Patrick Stump, lead vocalist for Fall Out Boy, said that nearly all numbers and letters feel like colors to him. Music also has a synesthetic effect to him, but nowhere near as much as written text.
Stump has also become acutely aware of how common having the condition is for musicians. If not directly tied to musical ability, the condition does seem to have some tie to increased creativity.
7. Pharrell Williams
Pharrell is one of the most famous synesthetes of the modern era. He is also a major proponent of the condition being an asset, not a disorder in his creative expression.
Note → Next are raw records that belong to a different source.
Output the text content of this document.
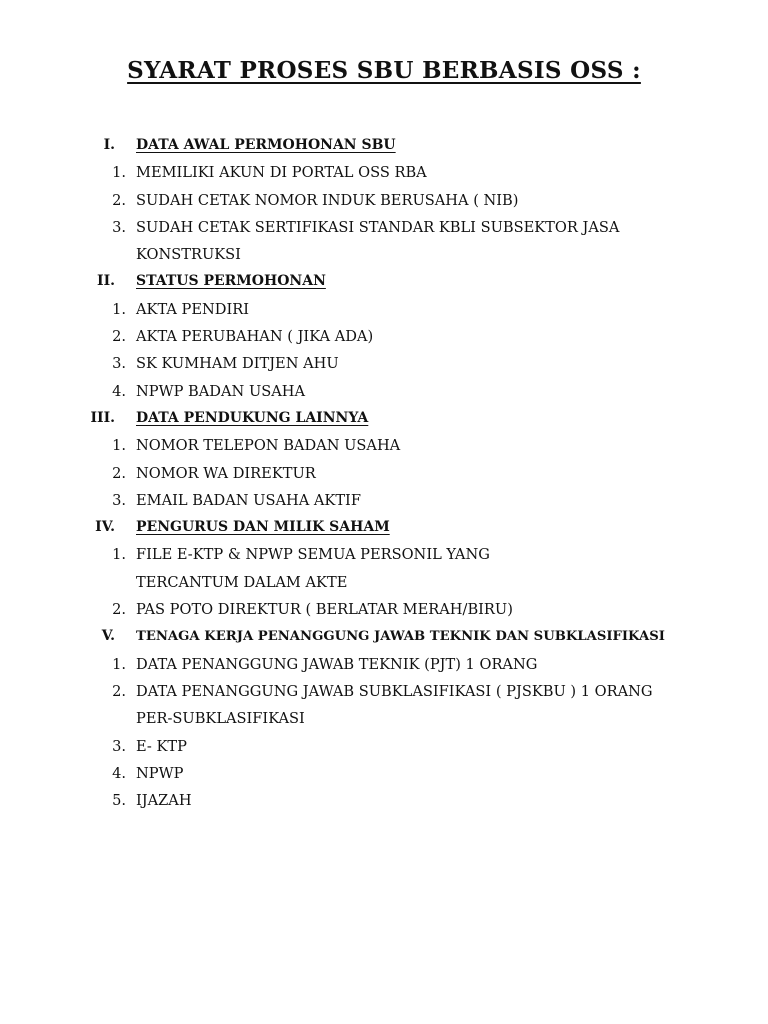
SYARAT PROSES SBU BERBASIS OSS :
I. DATA AWAL PERMOHONAN SBU
1. MEMILIKI AKUN DI PORTAL OSS RBA
2. SUDAH CETAK NOMOR INDUK BERUSAHA ( NIB)
3. SUDAH CETAK SERTIFIKASI STANDAR KBLI SUBSEKTOR JASA KONSTRUKSI
II. STATUS PERMOHONAN
1. AKTA PENDIRI
2. AKTA PERUBAHAN ( JIKA ADA)
3. SK KUMHAM DITJEN AHU
4. NPWP BADAN USAHA
III. DATA PENDUKUNG LAINNYA
1. NOMOR TELEPON BADAN USAHA
2. NOMOR WA DIREKTUR
3. EMAIL BADAN USAHA AKTIF
IV. PENGURUS DAN MILIK SAHAM
1. FILE E-KTP & NPWP SEMUA PERSONIL YANG TERCANTUM DALAM AKTE
2. PAS POTO DIREKTUR ( BERLATAR MERAH/BIRU)
V. TENAGA KERJA PENANGGUNG JAWAB TEKNIK DAN SUBKLASIFIKASI
1. DATA PENANGGUNG JAWAB TEKNIK (PJT) 1 ORANG
2. DATA PENANGGUNG JAWAB SUBKLASIFIKASI ( PJSKBU ) 1 ORANG PER-SUBKLASIFIKASI
3. E- KTP
4. NPWP
5. IJAZAH
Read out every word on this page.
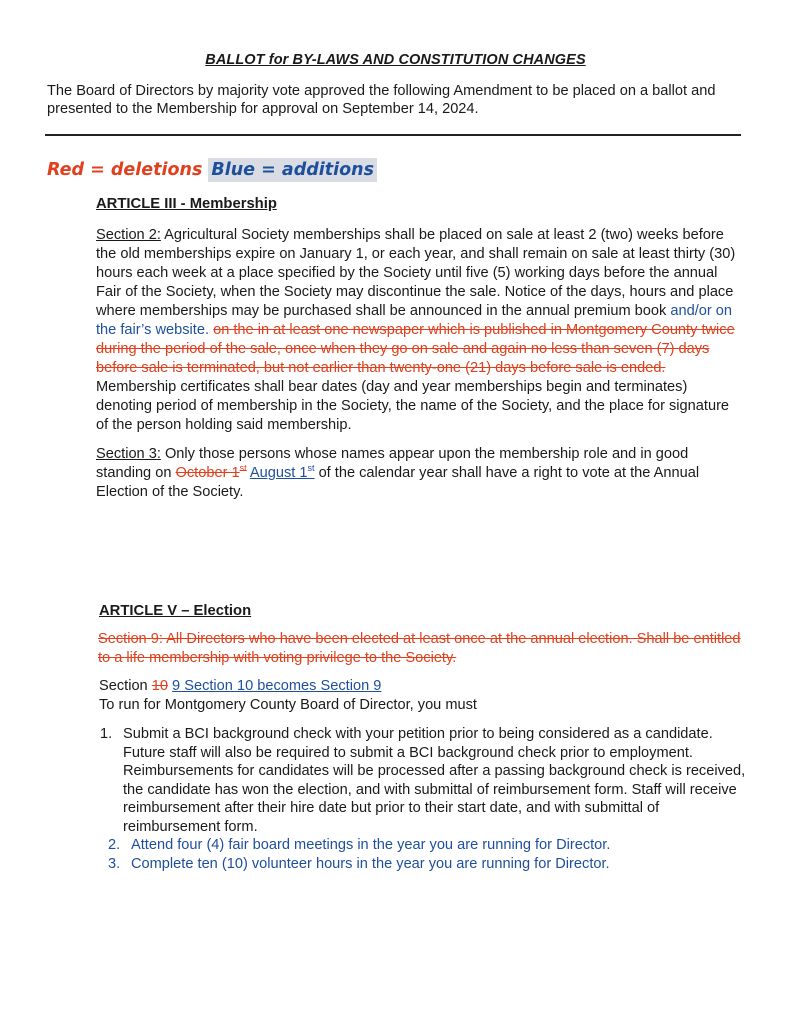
BALLOT for BY-LAWS AND CONSTITUTION CHANGES
The Board of Directors by majority vote approved the following Amendment to be placed on a ballot and presented to the Membership for approval on September 14, 2024.
Red = deletions Blue = additions
ARTICLE III - Membership
Section 2: Agricultural Society memberships shall be placed on sale at least 2 (two) weeks before the old memberships expire on January 1, or each year, and shall remain on sale at least thirty (30) hours each week at a place specified by the Society until five (5) working days before the annual Fair of the Society, when the Society may discontinue the sale. Notice of the days, hours and place where memberships may be purchased shall be announced in the annual premium book and/or on the fair’s website. on the in at least one newspaper which is published in Montgomery County twice during the period of the sale, once when they go on sale and again no less than seven (7) days before sale is terminated, but not earlier than twenty-one (21) days before sale is ended. Membership certificates shall bear dates (day and year memberships begin and terminates) denoting period of membership in the Society, the name of the Society, and the place for signature of the person holding said membership.
Section 3: Only those persons whose names appear upon the membership role and in good standing on October 1st August 1st of the calendar year shall have a right to vote at the Annual Election of the Society.
ARTICLE V – Election
Section 9: All Directors who have been elected at least once at the annual election. Shall be entitled to a life membership with voting privilege to the Society.
Section 10 9 Section 10 becomes Section 9
To run for Montgomery County Board of Director, you must
1. Submit a BCI background check with your petition prior to being considered as a candidate. Future staff will also be required to submit a BCI background check prior to employment. Reimbursements for candidates will be processed after a passing background check is received, the candidate has won the election, and with submittal of reimbursement form. Staff will receive reimbursement after their hire date but prior to their start date, and with submittal of reimbursement form.
2. Attend four (4) fair board meetings in the year you are running for Director.
3. Complete ten (10) volunteer hours in the year you are running for Director.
Pharrell relies heavily on his chromesthesia, a form of synesthesia, when he is creating and playing new music. In fact, the condition has become so much of an identity to him that he recognizes it as the only way he can identify what something sounds like.
8. Lisdt
Franz Lisdt was a famous Hungarian composer reportedly using synesthesia in his compositions frequently. In fact, as he would work with orchestras on improving the overall sound, he would tell the musicians to make notes "a little bluer!" This created an interesting dynamic for those in Lisdt's orchestra.
9. Vincent Van Gogh

Vincent Van Gogh, while a famous synesthete, was likely hindered by the condition more than he was aided by it. Early on in his career as he was learning musical composition, his piano teacher realized that he was associating certain notes with colors. Rather than understand what was happening, the piano teacher thought Van Gogh was going insane and forced him out of her instruction.
It's not clear how or if Van Gogh's synesthesia helped his art at all, but it appears that from an early age he was taught that it was a downfall.